Taking Manhattan by Russell Shorto. This book describes the change in leadership of Manhattan in 1664 from Dutch to English, a change that resulted in a merger of aspects of two cultures that made New York City the richly diverse and financially successful city that it continues to be. Shorto does this in a conversational tone and throws in the English civil wars, beheading of Charles I, Cromwell’s rule, the Restoration, and more.

Grace Notes by Bernard McLaverty. I first read this in the pre-blog days (before 2006) and found I still love this story of an Irish woman who is a composer. It was published in 1997 (a year before the Good Friday Agreement ending The Troubles) and the backdrop of those times is evident in his bold effort to bring music to life with words.

The Long and Winding Road by Jim Travisano. It was a real pleasure to read this book about his long bike ride in Europe in 1984 by my old biking companion. After he had a stroke in 2023, he used notes from the trip to write this to reclaim who he had been. This book “became a bridge from who I was to who I am.”  Turns out he is a truly gifted writer  and is as kind and generous a person as he always has been.

The People on Privilege Hill by Jane Gardem. This quote from Reading Matters is what took me to this book and sums up why I loved it: “It’s a deliciously entertaining book and reading one or two 10-page stories in bed every night proved a soothing balm before lights out. I simply let her gentle, old-fashioned prose wash over me. There’s something deeply comforting about reading the work of an accomplished writer, expert at their craft  — it makes you feel everything is right with the world, even when you know it’s not.”

Master Slave Husband Wife by Ilyon Woo. The tale in this non-fictional book would not pass muster as fiction. The likelihood of two people born into slavery escaping by the woman appearing as a man traveling with his enslaved man seems so unlikely to succeed, especially considering she could not read or write. Their tribulations were not over until they traveled to Britain. I don’t know why I didn’t know the story of Ellen and William Craft.

Writers and Lovers by Lily King. I would have bet against a book about writing a book making it to the list of my favorite books. But this one even dared to have happy dispositions of the writer’s struggles. It would be churlish to be grumpy about a book this witty and good-hearted.

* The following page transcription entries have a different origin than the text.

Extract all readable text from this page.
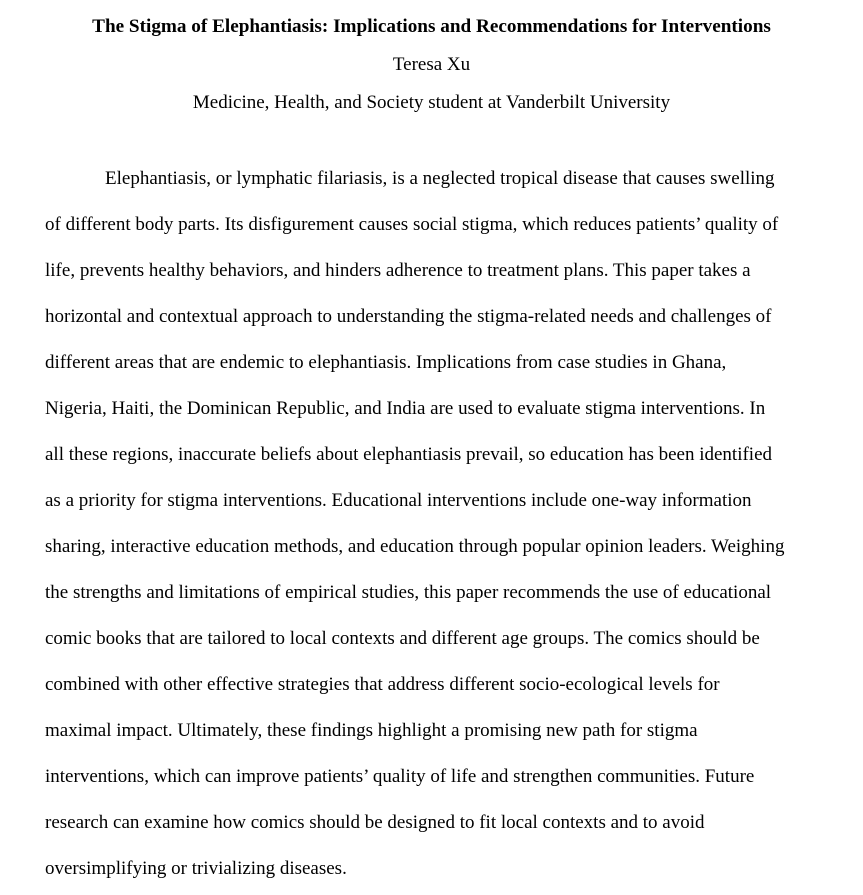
The Stigma of Elephantiasis: Implications and Recommendations for Interventions
Teresa Xu
Medicine, Health, and Society student at Vanderbilt University

Elephantiasis, or lymphatic filariasis, is a neglected tropical disease that causes swelling
of different body parts. Its disfigurement causes social stigma, which reduces patients’ quality of
life, prevents healthy behaviors, and hinders adherence to treatment plans. This paper takes a
horizontal and contextual approach to understanding the stigma-related needs and challenges of
different areas that are endemic to elephantiasis. Implications from case studies in Ghana,
Nigeria, Haiti, the Dominican Republic, and India are used to evaluate stigma interventions. In
all these regions, inaccurate beliefs about elephantiasis prevail, so education has been identified
as a priority for stigma interventions. Educational interventions include one-way information
sharing, interactive education methods, and education through popular opinion leaders. Weighing
the strengths and limitations of empirical studies, this paper recommends the use of educational
comic books that are tailored to local contexts and different age groups. The comics should be
combined with other effective strategies that address different socio-ecological levels for
maximal impact. Ultimately, these findings highlight a promising new path for stigma
interventions, which can improve patients’ quality of life and strengthen communities. Future
research can examine how comics should be designed to fit local contexts and to avoid
oversimplifying or trivializing diseases.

Heart of a Stranger by Angela Buchdal. When the author was five years old, her Korean Buddhist mother and her American Jewish father moved from Korea to his family’s longtime home city,  Tacoma. She grew up in the Jewish tradition and is now the Senior Rabbi at Central Synagogue in New York City. At first I found her audiobook to be preachy, but her wise and compassionate voice stays in my head and I’m glad she’s among us.